Legally: there is technically no amount of modification that makes it yours, it will always belong to the creator.

IRL: enough to make it not easily recognizable as being based on the original.

Just wanted to point out - in the US this is strictly incorrect. You automatically hold copyright on everything you make. Whether it’s similar (or even identical) to someone else’s work doesn’t matter, as long as you came up with it yourself from scratch.

That’s the case almost everywhere on the planet. Automatic assignment of copyright is part of the “Berne Convention” and that’s been signed on to by 167 countries.

Reminds me of a comic I saw on Reddit that everyone was taking credit for making:


It’s usually up to a Judge in Court how much of it needs to be changed. If you get to that point, you probably haven’t saved time or money in using it, so it’s usually safer and faster in the long run to make your own stuff. The exception is Public Domain/Creative Commons licensed stuff.

Believe it or not, I have actually copyrighted the vertex itself. So all models are technically mine…Muhaaa.!:evilgrin:

I just want to chip in and go off topic here… but a few years back it wasn’t allowed to write in any other language than English, unless you’d also write an English translation to the original text…

Has this changed?

Yeah, the official language here is English, but RickyBlender seems unaware of that, among other things. I just figured I’d humor him a little. My reply to him was, approximately:

"Why French?

Fine. Of those seven billion, how many of them are 3d artists? Two percent at most? How could you think that the population of the world has any effect on an artist’s originality? That’s absolutely ridiculous.

<link to Eddie Izzard joke about speaking French>"

Or even more approximately:

There are no completely new ideas perhaps, but if you can’t create something unique it’s because of your own lack of creativity, not because every possible idea has been copyrighted by someone else. There are seven billion people on the Earth. So what? Most of them are not cg artists, so how is that relevant?

Unless you work for someone else who does business related to what you’re making. Look at Tesla and Edison. Edison owned everything Tesla invented until Telsa went off on his own.

It’s the same with artworks. No one at Pixar owns what they create. Technically, if Pixar wanted to be dicks, they could even claim copyright on anything their artists create at home, but they don’t. Of course, that might change now that Disney owns Pixar. :spin:

My experience with copyrights/patents is mostly with podcasting and some on the educational front and some on the technical hobby fronts (electronics engineering by degree and field/bench/test console tech by trade ), And keep in mind I am in no way a lawyer.
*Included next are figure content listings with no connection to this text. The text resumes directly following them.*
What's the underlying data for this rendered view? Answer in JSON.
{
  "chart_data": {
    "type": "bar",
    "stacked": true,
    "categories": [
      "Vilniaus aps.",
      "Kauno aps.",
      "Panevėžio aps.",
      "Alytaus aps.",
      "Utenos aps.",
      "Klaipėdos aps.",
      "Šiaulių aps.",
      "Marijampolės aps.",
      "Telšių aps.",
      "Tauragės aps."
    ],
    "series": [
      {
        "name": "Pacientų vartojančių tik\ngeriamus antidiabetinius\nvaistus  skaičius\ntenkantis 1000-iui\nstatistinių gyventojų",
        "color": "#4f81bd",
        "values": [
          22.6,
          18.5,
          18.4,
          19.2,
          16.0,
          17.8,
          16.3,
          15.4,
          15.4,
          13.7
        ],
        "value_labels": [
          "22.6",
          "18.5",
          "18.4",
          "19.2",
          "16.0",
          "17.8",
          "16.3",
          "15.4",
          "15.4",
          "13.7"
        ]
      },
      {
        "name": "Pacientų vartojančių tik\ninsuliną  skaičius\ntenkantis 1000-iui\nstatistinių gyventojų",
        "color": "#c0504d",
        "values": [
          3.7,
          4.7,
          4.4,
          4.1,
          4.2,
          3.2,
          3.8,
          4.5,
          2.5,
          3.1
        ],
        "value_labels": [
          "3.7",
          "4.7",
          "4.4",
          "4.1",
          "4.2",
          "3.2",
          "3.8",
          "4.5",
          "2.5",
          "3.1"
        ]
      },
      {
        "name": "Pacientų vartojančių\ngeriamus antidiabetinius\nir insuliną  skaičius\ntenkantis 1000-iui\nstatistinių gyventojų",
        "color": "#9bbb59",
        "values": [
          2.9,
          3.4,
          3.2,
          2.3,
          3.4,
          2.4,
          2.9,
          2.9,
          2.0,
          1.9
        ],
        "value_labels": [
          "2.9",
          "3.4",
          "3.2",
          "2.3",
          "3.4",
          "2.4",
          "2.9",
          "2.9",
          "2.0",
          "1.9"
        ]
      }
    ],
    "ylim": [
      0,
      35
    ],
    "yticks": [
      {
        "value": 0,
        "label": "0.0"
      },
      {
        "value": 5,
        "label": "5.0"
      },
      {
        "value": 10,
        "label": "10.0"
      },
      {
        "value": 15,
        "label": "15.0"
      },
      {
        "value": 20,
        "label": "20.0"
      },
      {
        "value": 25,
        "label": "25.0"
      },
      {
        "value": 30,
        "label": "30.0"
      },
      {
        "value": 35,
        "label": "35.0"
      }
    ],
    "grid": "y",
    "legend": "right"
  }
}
But now that that disclaimer is presented.

Please keep in mind when dealing with copyrights and patents and the like when it comes to determining ownership and fair use. And this is by no means an all inclusive list.
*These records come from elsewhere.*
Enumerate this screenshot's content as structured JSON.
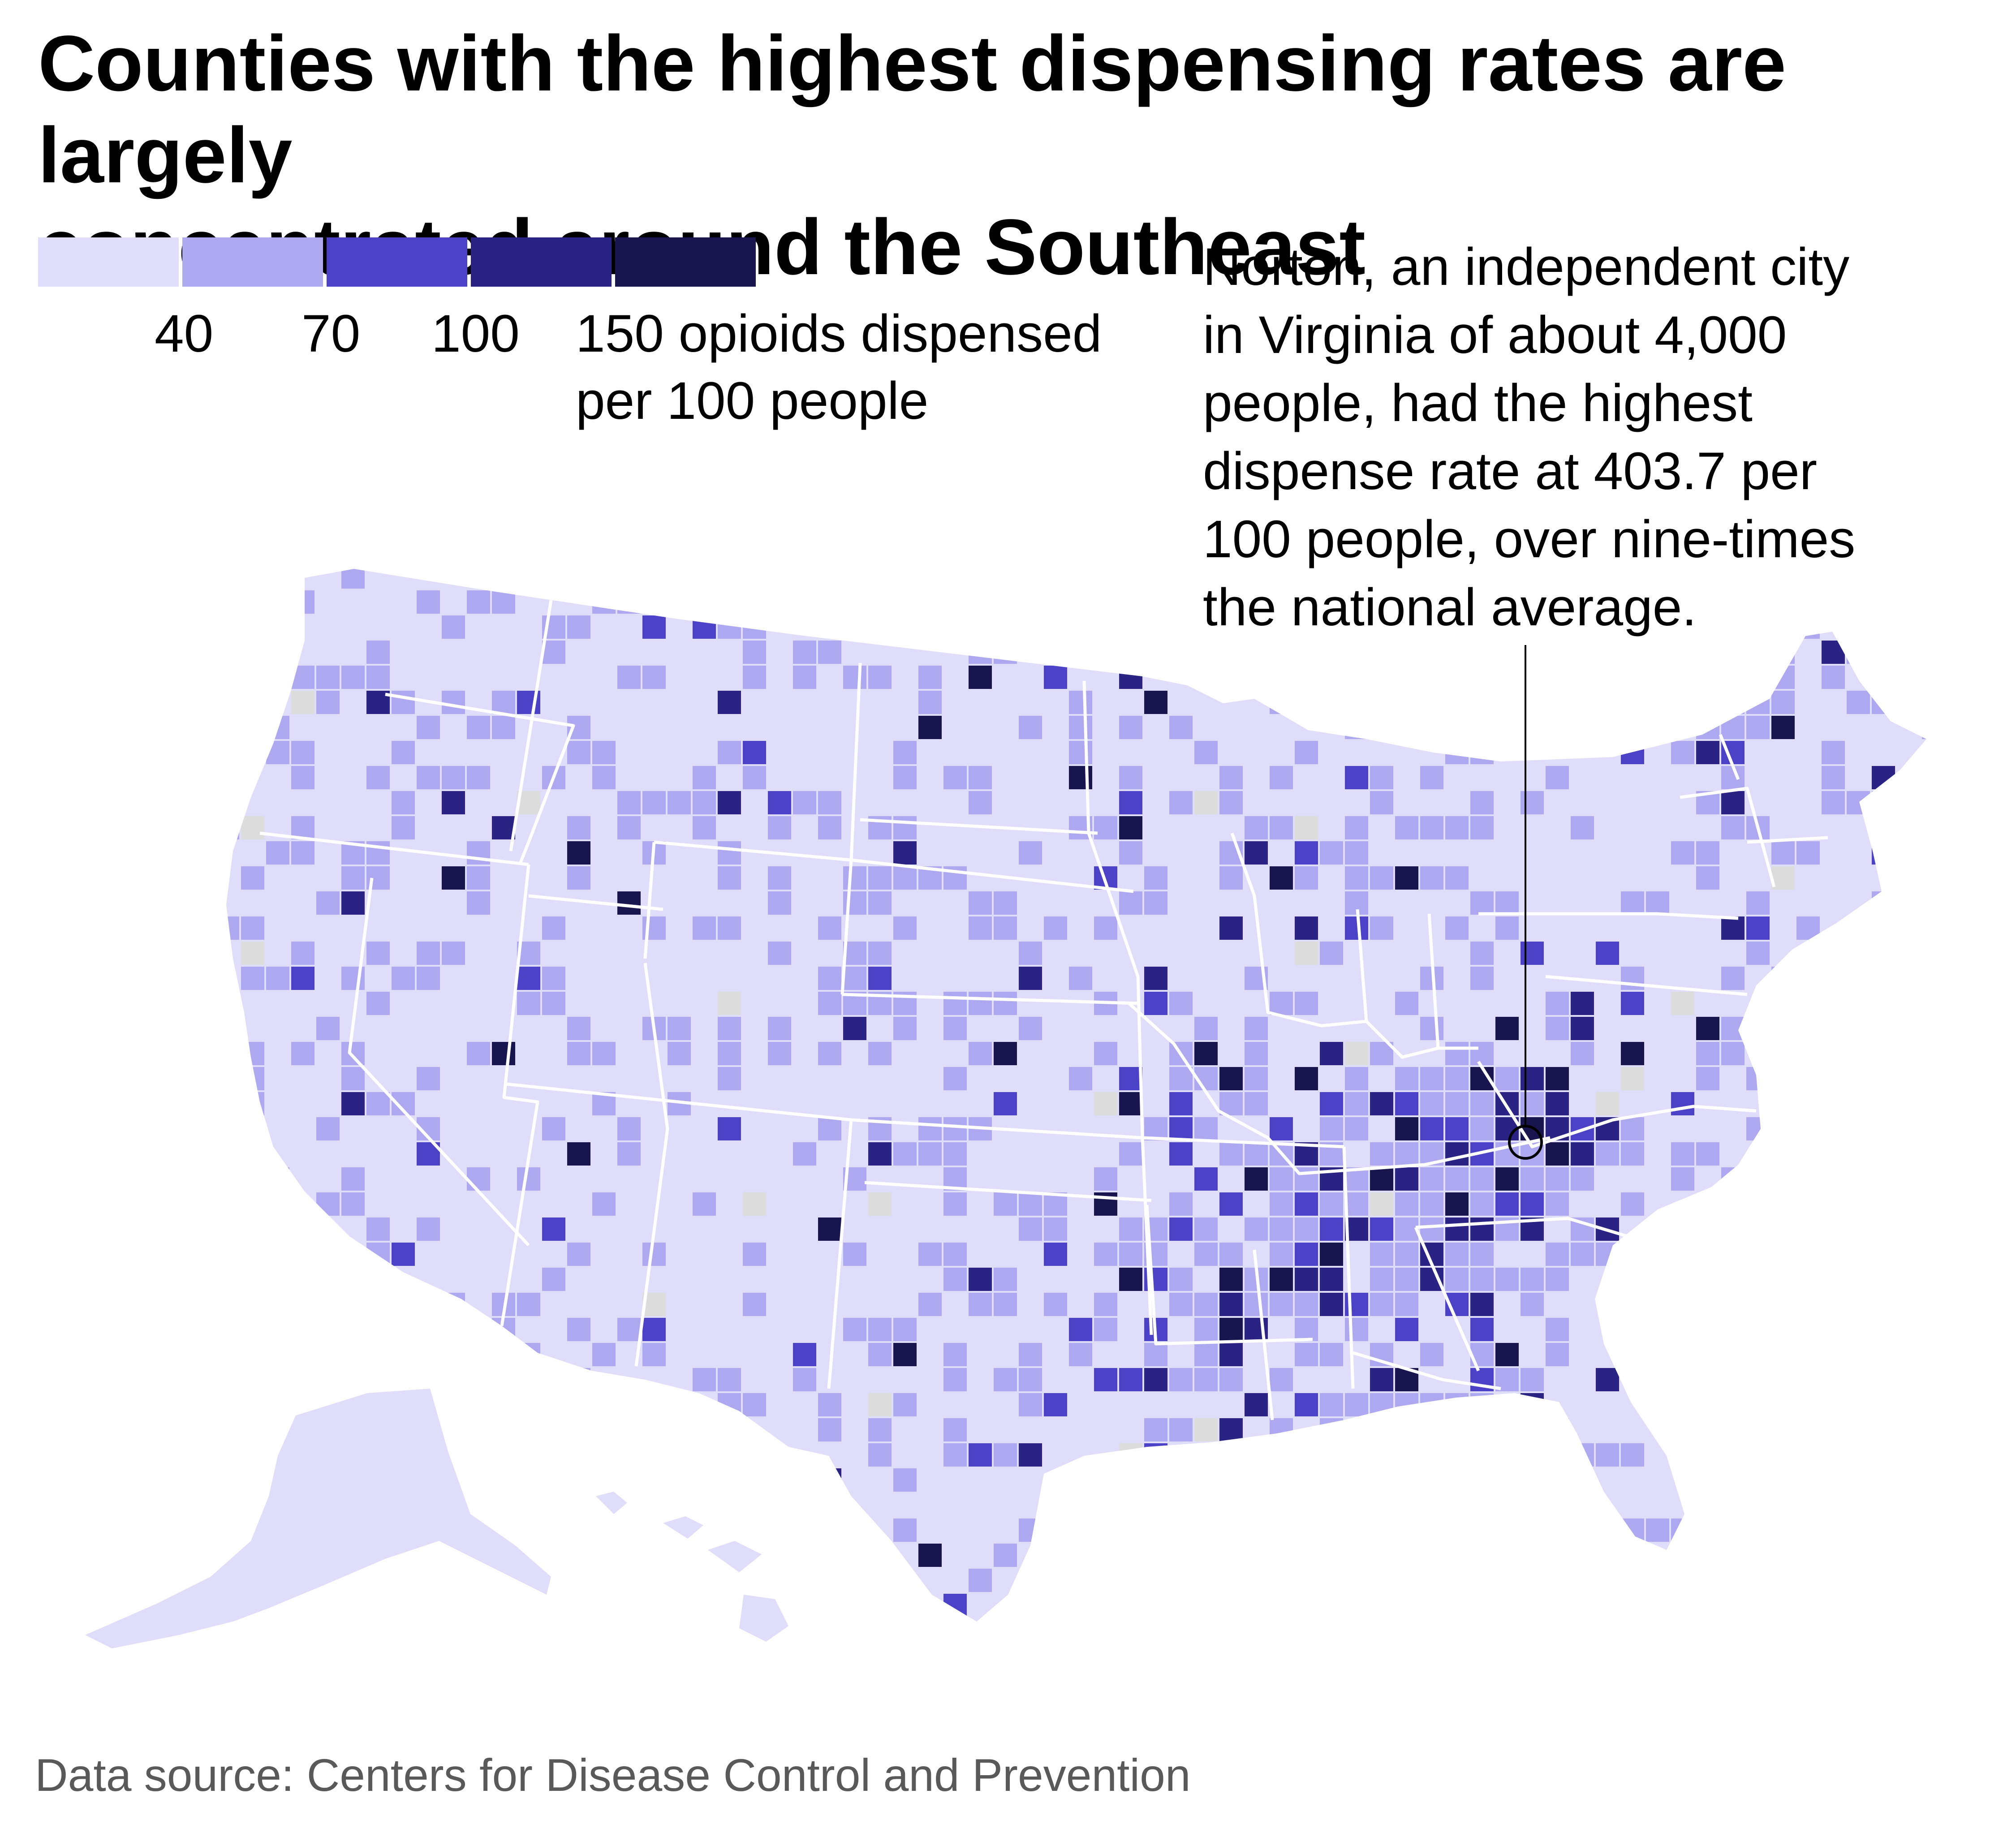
{
  "title": {
    "line1": "Counties with the highest dispensing rates are largely",
    "line2": "concentrated around the Southeast"
  },
  "legend": {
    "colors": [
      "#e0ddfa",
      "#aea8f1",
      "#4b42c8",
      "#2a2384",
      "#19164f"
    ],
    "thresholds": [
      "40",
      "70",
      "100",
      "150 opioids dispensed"
    ],
    "unit_line2": "per 100 people"
  },
  "annotation": {
    "lines": [
      "Norton, an independent city",
      "in Virginia of about 4,000",
      "people, had the highest",
      "dispense rate at 403.7 per",
      "100 people, over nine-times",
      "the national average."
    ]
  },
  "map_data": {
    "type": "choropleth",
    "geography": "US counties",
    "no_data_color": "#dcdcdc",
    "highlight": {
      "name": "Norton",
      "state": "Virginia",
      "rate": 403.7
    }
  },
  "source": "Data source: Centers for Disease Control and Prevention"
}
1- Intent. What is your intent. Is your intent to educate, act in the capacity of presenting news, Or in artistic endeavors. was it research or self entertainment? Or was your intent to mod someones work and pass it off as your own?
2- Is what you did covered under fair use? If you are doing say a media production and you show a clip of someone-else work as part of a news presentation, If it is you may well have grounds to do so under fair use.
3- Is what you did part of an educational process? There is leeway for fair use if it is part of an educational process.
4- Is it still recognizable as the original product? If the layman who is familiar with the source work was to look at your product would they ask what is it, Or would they compliment you on your fan art?
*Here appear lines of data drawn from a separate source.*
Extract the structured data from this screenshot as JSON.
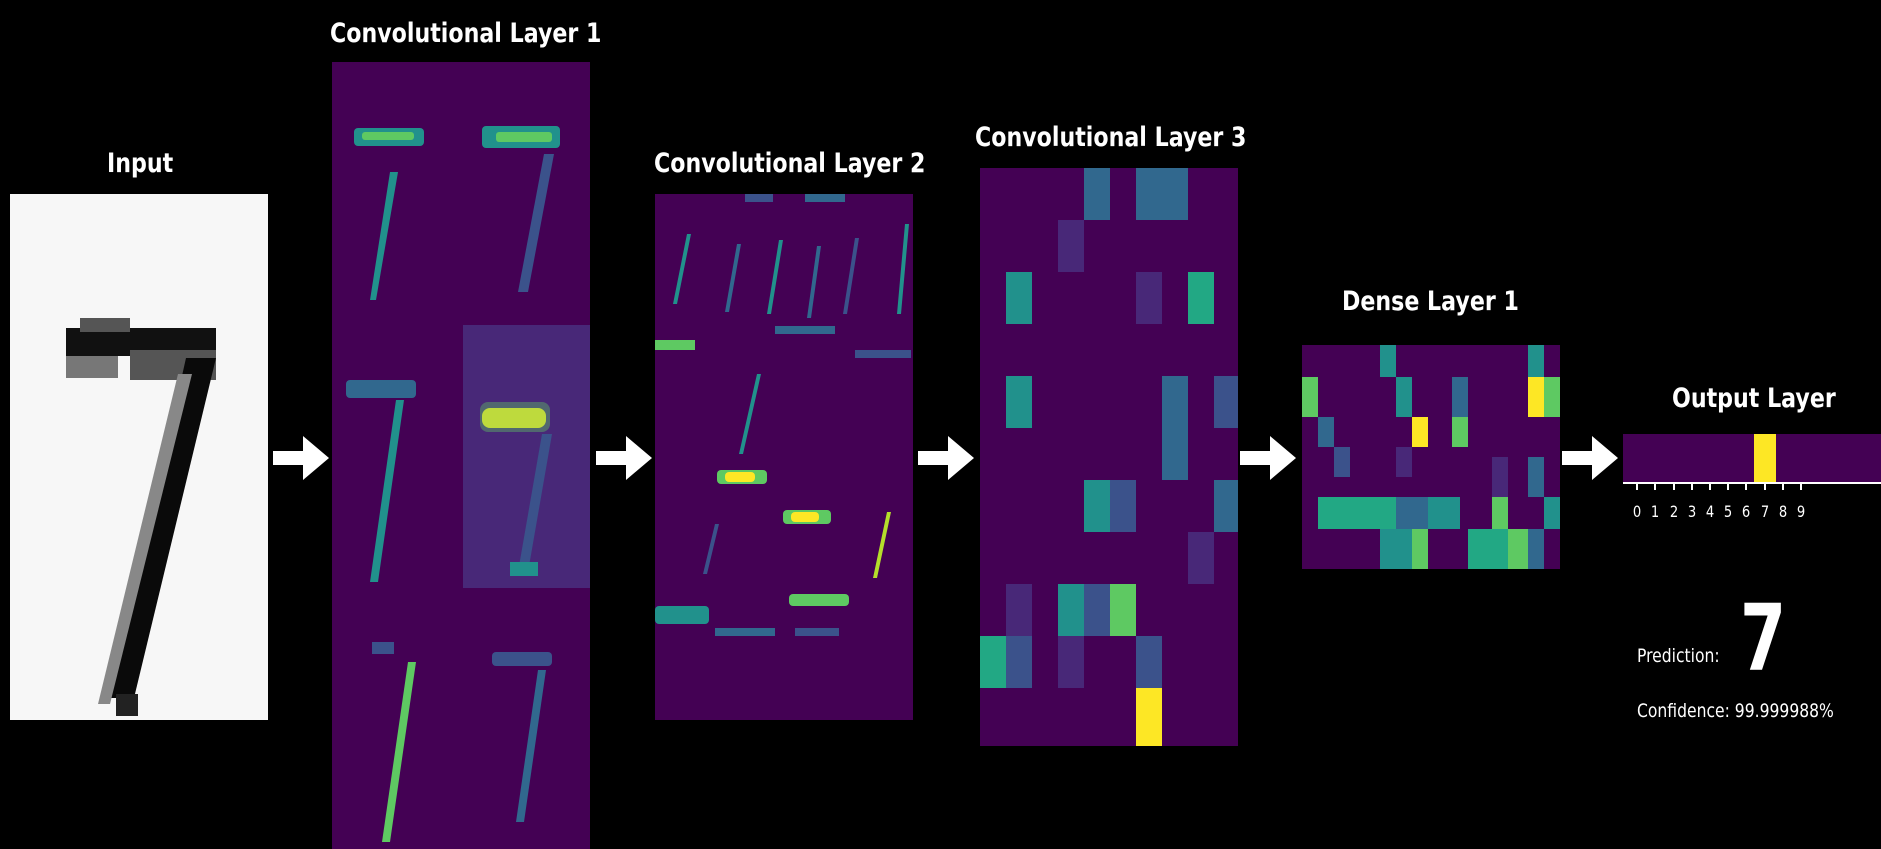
{
  "layers": {
    "input": "Input",
    "conv1": "Convolutional Layer 1",
    "conv2": "Convolutional Layer 2",
    "conv3": "Convolutional Layer 3",
    "dense1": "Dense Layer 1",
    "output": "Output Layer"
  },
  "output": {
    "classes": [
      "0",
      "1",
      "2",
      "3",
      "4",
      "5",
      "6",
      "7",
      "8",
      "9"
    ],
    "activations": [
      0,
      0,
      0,
      0,
      0,
      0,
      0,
      1,
      0,
      0
    ],
    "prediction_label": "Prediction:",
    "prediction_value": "7",
    "confidence_text": "Confidence: 99.999988%"
  },
  "colors": {
    "background": "#000000",
    "viridis_low": "#440154",
    "viridis_mid": "#21918c",
    "viridis_high": "#fde725",
    "arrow": "#ffffff"
  },
  "icons": [
    "right-arrow-icon"
  ]
}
But if you want some honest advice, Look at things such as makeahuman if you just need some meshes to get things done for your game, Document your efforts in time stamped sort of ways. upload private vidio’s to youtube or whatever and however you choose to document your efforts.
Read the above link I gave you often It won’t make you a lawyer but it will at least educate you enough to guide your actions. And if you are in doubt one way or another, Get a hundred dollars or so and find a lawyer to educate you, it is buying peace of mind and may well save you from a costly mishap.